La révision proposée renvoyait à la loi organique les modalités de mise en oeuvre du mécanisme en précisant cependant que le Conseil constitutionnel devrait être saisi par renvoi du Conseil d'État et de la Cour de cassation. Enfin, une disposition déclarée inconstitutionnelle dans ce cadre aurait cessé d'être applicable et n'aurait pas pu s'appliquer aux procédures en cours.

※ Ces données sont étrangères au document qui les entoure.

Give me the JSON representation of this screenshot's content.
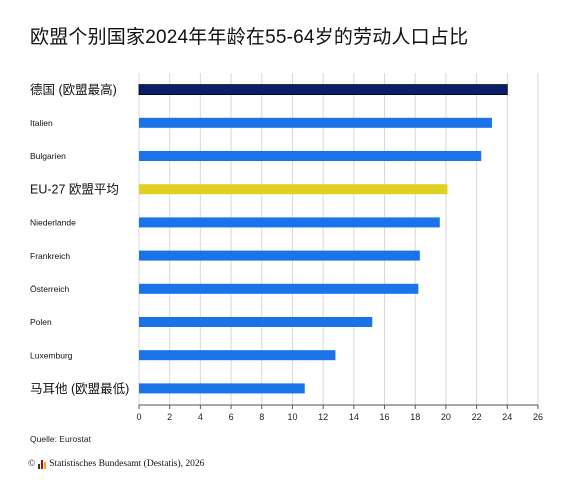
{
  "header": {
    "title": "欧盟个别国家2024年年龄在55-64岁的劳动人口占比"
  },
  "chart_data": {
    "type": "bar",
    "orientation": "horizontal",
    "title": "欧盟个别国家2024年年龄在55-64岁的劳动人口占比",
    "xlabel": "",
    "ylabel": "",
    "xlim": [
      0,
      26
    ],
    "xticks": [
      0,
      2,
      4,
      6,
      8,
      10,
      12,
      14,
      16,
      18,
      20,
      22,
      24,
      26
    ],
    "grid": true,
    "categories": [
      "德国 (欧盟最高)",
      "Italien",
      "Bulgarien",
      "EU-27  欧盟平均",
      "Niederlande",
      "Frankreich",
      "Österreich",
      "Polen",
      "Luxemburg",
      "马耳他 (欧盟最低)"
    ],
    "values": [
      24.0,
      23.0,
      22.3,
      20.1,
      19.6,
      18.3,
      18.2,
      15.2,
      12.8,
      10.8
    ],
    "bar_colors": [
      "#0a1f6b",
      "#1a73e8",
      "#1a73e8",
      "#e0d020",
      "#1a73e8",
      "#1a73e8",
      "#1a73e8",
      "#1a73e8",
      "#1a73e8",
      "#1a73e8"
    ]
  },
  "source": "Quelle: Eurostat",
  "footer": {
    "copyright": "©",
    "text": "Statistisches Bundesamt (Destatis), 2026"
  }
}
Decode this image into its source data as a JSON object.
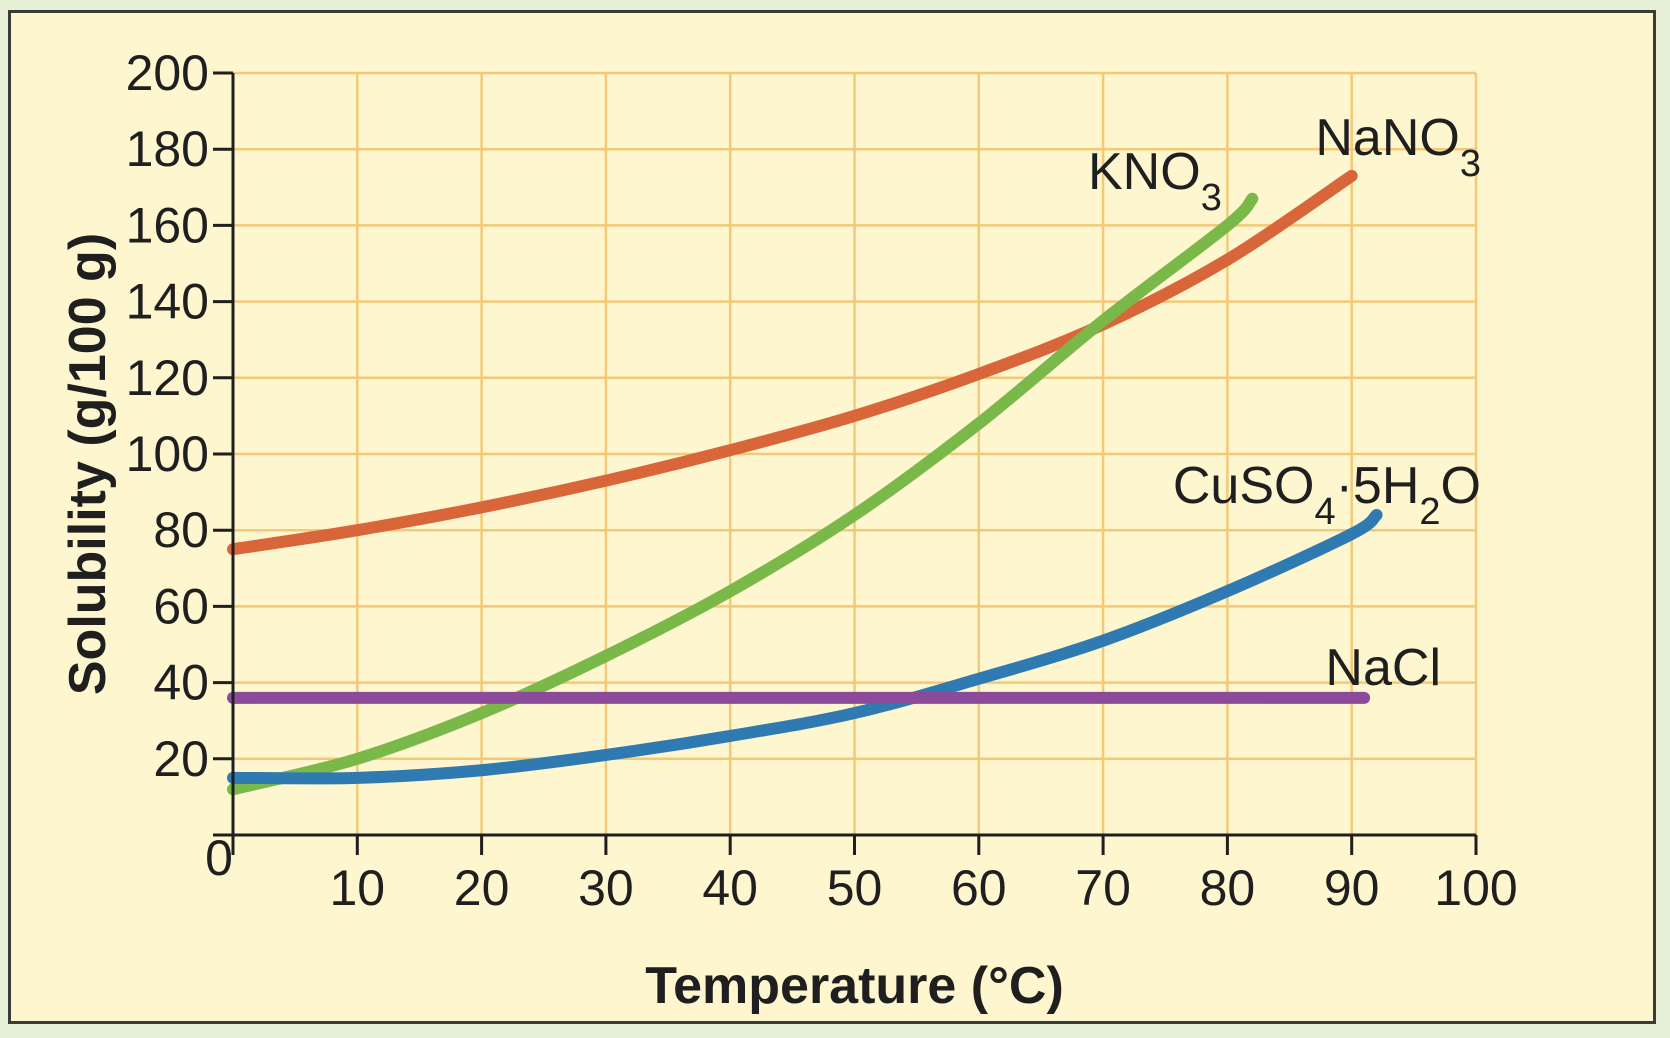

Le Sénat, dont le rapporteur était M. Jacques Larché, alors président de votre commission des lois, avait admis le principe du contrôle de constitutionalité exercé a posteriori par voie d'exception mais en l'assortissant de nombreuses réserves. En rendant inapplicable erga omnes une disposition déclarée inconstitutionnelle, le Conseil constitutionnel se voyait, selon le rapporteur, reconnaître un pouvoir d'abrogation de la loi qui n'appartenait jusqu'à présent qu'au Parlement 3 ( * ) .
Le Sénat avait prévu notamment une procédure de renvoi automatique devant le Parlement des lois déclarées non conformes 4 ( * ) .
Les divergences entre l'Assemblée nationale et le Sénat subsistèrent en deuxième lecture et la réforme n'aboutit pas.
En 1993, un texte très proche fut soumis aux assemblées avec un sort identique 5 ( * ) . Le comité consultatif pour la révision de la Constitution présidé par le doyen Georges Vedel avait alors préconisé la création d'un mécanisme de question préjudicielle de constitutionnalité. Un nouveau projet de révision constitutionnelle, très proche de celui de 1990, fut déposé. Le changement de majorité législative intervenu la même année ne permit pas de faire prospérer cette initiative.
* 1 Conseil d'Etat, Sarran, 30 octobre 1998, Cour de cassation, ass. plén, Fraysse, 2 juin 2000.
* 2 Décision n° 2004-505 DC du 19 novembre 2004, Traité établissant une constitution pour l'Europe.
* 3 Rapport sur le projet de loi constitutionnelle portant révision des articles 61, 62 et 63 de la Constitution et instituant un contrôle de constitutionnalité des lois par voie d'exception, par M. Jacques Larché au nom de la commission des lois, n° 351, Sénat, 1989-1990.
* 4 Selon le rapporteur, « Ce mécanisme rétablirait dans la Constitution un contre-pouvoir parlementaire certes modeste, mais facteur d'équilibre démocratique face au pouvoir supplémentaire considérable accordé au Conseil constitutionnel. ».
* 5 Rapport sur le projet de loi constitutionnelle portant révision de la Constitution du 4 octobre 1958 et modifiant les titres VII, VIII, IX et X par MM. Etienne Dailly (Conseil Constitutionnel), Hubert Haenel (Magistrature) et Charles Jolibois (Haute cour de justice et responsabilité pénale du gouvernement) au nom de la commission des lois, n° 316, Sénat, 1992-1993.